You paid for the huge amount needed for that first chemo which took eight hours to be administered. Then pitched in with your sisters later on too.
How you got me ‘little’ things that made a big difference.
- The wig that you bought for me, and the two that Saira had given you for me, (Which has become my new look!)
- The special tea tree oil for my nails, which you applied so lovingly on my nails every night. It saved my nails from falling off or getting really bad.
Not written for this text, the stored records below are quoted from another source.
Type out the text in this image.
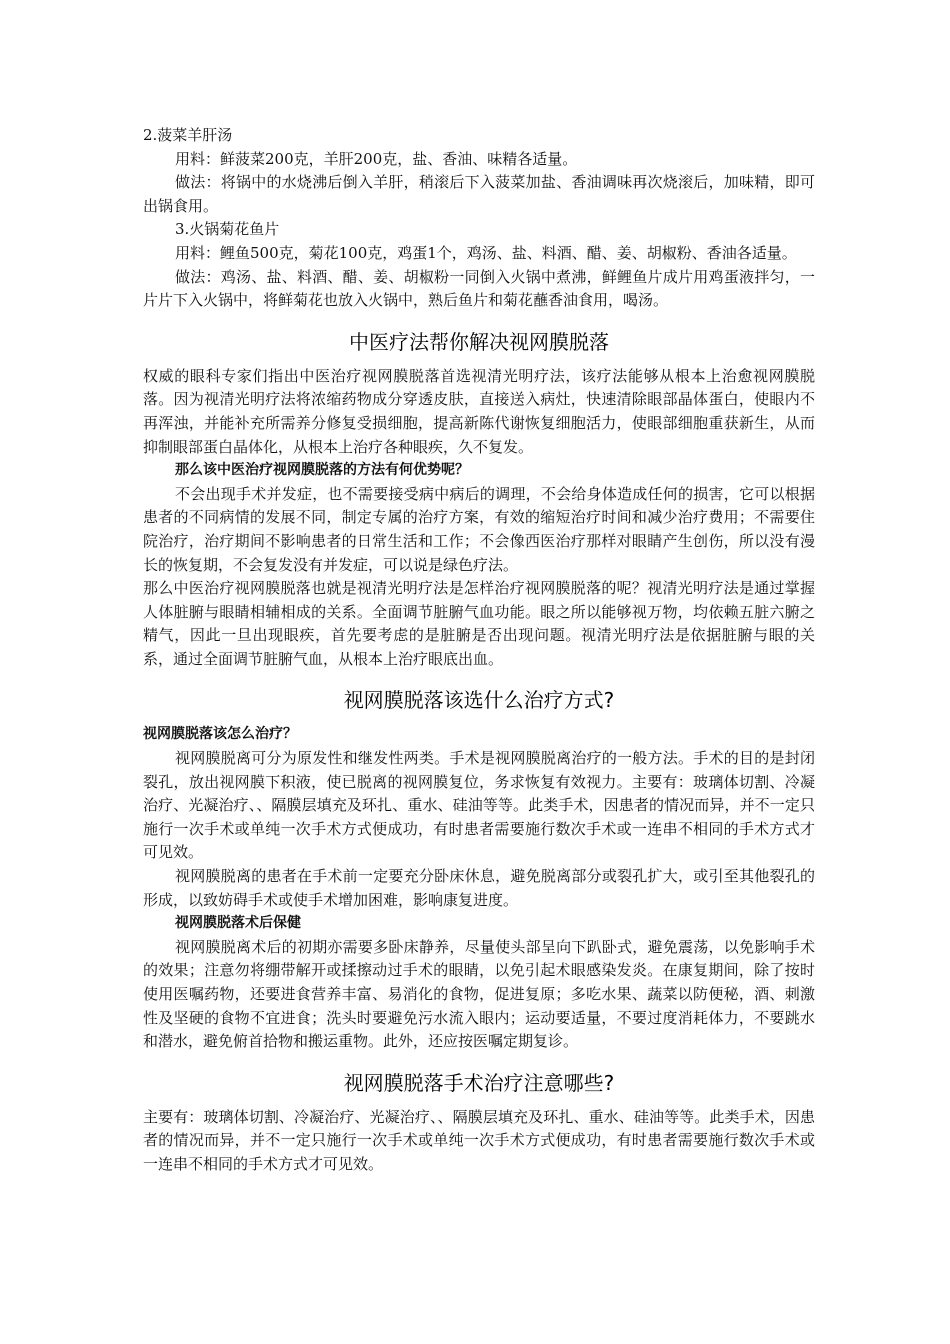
2.菠菜羊肝汤

用料：鲜菠菜200克，羊肝200克，盐、香油、味精各适量。

做法：将锅中的水烧沸后倒入羊肝，稍滚后下入菠菜加盐、香油调味再次烧滚后，加味精，即可出锅食用。

3.火锅菊花鱼片

用料：鲤鱼500克，菊花100克，鸡蛋1个，鸡汤、盐、料酒、醋、姜、胡椒粉、香油各适量。

做法：鸡汤、盐、料酒、醋、姜、胡椒粉一同倒入火锅中煮沸，鲜鲤鱼片成片用鸡蛋液拌匀，一片片下入火锅中，将鲜菊花也放入火锅中，熟后鱼片和菊花蘸香油食用，喝汤。

中医疗法帮你解决视网膜脱落

权威的眼科专家们指出中医治疗视网膜脱落首选视清光明疗法，该疗法能够从根本上治愈视网膜脱落。因为视清光明疗法将浓缩药物成分穿透皮肤，直接送入病灶，快速清除眼部晶体蛋白，使眼内不再浑浊，并能补充所需养分修复受损细胞，提高新陈代谢恢复细胞活力，使眼部细胞重获新生，从而抑制眼部蛋白晶体化，从根本上治疗各种眼疾，久不复发。

那么该中医治疗视网膜脱落的方法有何优势呢？

不会出现手术并发症，也不需要接受病中病后的调理，不会给身体造成任何的损害，它可以根据患者的不同病情的发展不同，制定专属的治疗方案，有效的缩短治疗时间和减少治疗费用；不需要住院治疗，治疗期间不影响患者的日常生活和工作；不会像西医治疗那样对眼睛产生创伤，所以没有漫长的恢复期，不会复发没有并发症，可以说是绿色疗法。

那么中医治疗视网膜脱落也就是视清光明疗法是怎样治疗视网膜脱落的呢？视清光明疗法是通过掌握人体脏腑与眼睛相辅相成的关系。全面调节脏腑气血功能。眼之所以能够视万物，均依赖五脏六腑之精气，因此一旦出现眼疾，首先要考虑的是脏腑是否出现问题。视清光明疗法是依据脏腑与眼的关系，通过全面调节脏腑气血，从根本上治疗眼底出血。

视网膜脱落该选什么治疗方式?

视网膜脱落该怎么治疗？

视网膜脱离可分为原发性和继发性两类。手术是视网膜脱离治疗的一般方法。手术的目的是封闭裂孔，放出视网膜下积液，使已脱离的视网膜复位，务求恢复有效视力。主要有：玻璃体切割、冷凝治疗、光凝治疗、、隔膜层填充及环扎、重水、硅油等等。此类手术，因患者的情况而异，并不一定只施行一次手术或单纯一次手术方式便成功，有时患者需要施行数次手术或一连串不相同的手术方式才可见效。

视网膜脱离的患者在手术前一定要充分卧床休息，避免脱离部分或裂孔扩大，或引至其他裂孔的形成，以致妨碍手术或使手术增加困难，影响康复进度。

视网膜脱落术后保健

视网膜脱离术后的初期亦需要多卧床静养，尽量使头部呈向下趴卧式，避免震荡，以免影响手术的效果；注意勿将绷带解开或揉擦动过手术的眼睛，以免引起术眼感染发炎。在康复期间，除了按时使用医嘱药物，还要进食营养丰富、易消化的食物，促进复原；多吃水果、蔬菜以防便秘，酒、刺激性及坚硬的食物不宜进食；洗头时要避免污水流入眼内；运动要适量，不要过度消耗体力，不要跳水和潜水，避免俯首拾物和搬运重物。此外，还应按医嘱定期复诊。

视网膜脱落手术治疗注意哪些?

主要有：玻璃体切割、冷凝治疗、光凝治疗、、隔膜层填充及环扎、重水、硅油等等。此类手术，因患者的情况而异，并不一定只施行一次手术或单纯一次手术方式便成功，有时患者需要施行数次手术或一连串不相同的手术方式才可见效。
- Those sweets which helped sooth the discomfort in my mouth.
- The sprays you got for my mouth and throat, again to soothe the pain and discomfort of blisters in the mouth.
- Those other pro biotics to sooth my system. (As you knew the entire digestive system gets badly hit by this chemo.)
- It is a credit to you, that you have such great friends, that even they sent me such amazing gifts:
- That cuddly warm blanket by Afaf with all those spirit lifting and morale boosting things written on it.
- Also those friends who visited me: Saira and Nabila. I know how little time one has on these trips still they made time for me. Nadia called me and we had a real heart to heart chat.
Glad you controlled yourself:
I know you must have cried, but thank you for not doing it in front of me. You respected the ban I had made on everyone not to cry for me, in front of me. (I mean even I hadn’t cried for me, why should you???)
I feel blessed with you:
Love you so much. I feel happy that at least your motherhood has shown you what you mean to me.
Yet, my Allah has blessed me more even, by giving me enough life to be watching you grow in front of my eyes to this ripe age! 😉 (Just kidding!)
The beauty of age:
Let me tell you, as age ‘ripens’ you, it also makes you realize what a great blessing it is. How much Allah has blessed one in so many ways. At each age, He brings out another beautiful aspect of life in front of you, which you couldn’t see earlier. Now, you can!
On your birthday, as I wish you I have to adjust to having a fulllll grown baby now. So you are not alone in adjusting to your new age!
HBD Nataliya, 😊 I love you to Seattle and back! Looking forward to seeing you soon.
Let me say one last thing, I love this grown up Nataliya, my first born child. (I’m still quite in awe of you!)
Stay blessed and protected. 😊
Note: All photographs shamelessly borrowed from your own pages! Your photography is always so great. 🙂 I’m sure you won’t mind. Love you more for this!